NHTSA Wraps Chevy Volt Investigation: Is the Volt Safe for Drivers in Kennett, Missouri and Elsewhere?
Our Kennett, Missouri car accident attorneys have been following the media storm surrounding the controversial safety issues plaguing the Chevy Volt. Back in November, the National Highway Traffic Safety Administration (NHTSA) began investigating the Volt in response to reports of unexpected fires under the hood. When these vehicles were tested for occupant protection and crash safety, it was discovered that the vehicle's lithium-ion battery could be damaged in a side-collision car accident, causing the coolant line could rupture.
After engineers conducted a test side-impact accident, the car's battery caught fire some days later, all by itself. The NHTSA has worked alongside General Motors, the Department of Defense (DOD) and the Department of Energy (DOE) to figure out more about the problem, to correct the situation, and to alert vehicle owners.
This week, officials closed that investigation, announcing that GM would install a protective casing around the battery in existing Volts, which would resolve the issue and make a recall unnecessary. While the NHTSA concluded that electric cars are no more likely to catch fire than gas powered cars, they also released new guidelines for firefighters and other emergency responders, outlining the appropriate approach to an electric vehicle fire. (To read these guidelines, click here.) Notably, the guidelines warn that toxic fumes can leak from damaged batteries long after a fire has been put out.
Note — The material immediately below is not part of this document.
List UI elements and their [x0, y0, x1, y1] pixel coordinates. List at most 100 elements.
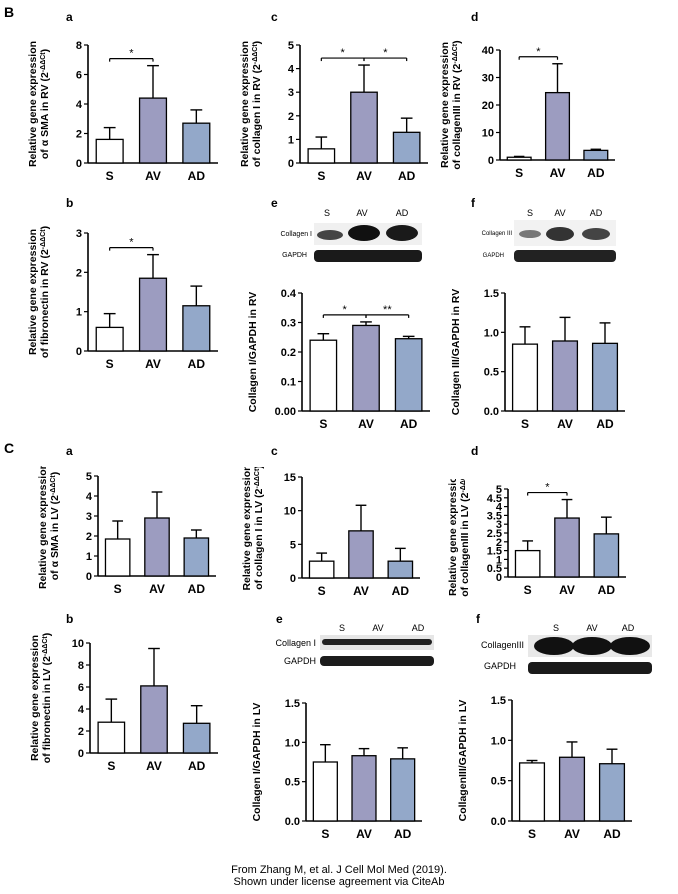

Additionally, according to NHTSA's report, "The closing of this investigation does not constitute a finding by NHTSA that a safety-related defect does not exist."
Vehicle recalls are inevitable, even when we think we've purchased a safe car. For this reason, it's important to keep an eye on the current vehicle recalls. You can do so by visiting the Recalls.gov website. Recall announcements frequently offer free repairs or replacements, but it's important for consumers to stay well informed about the most recent recalls to prevent a serious accident.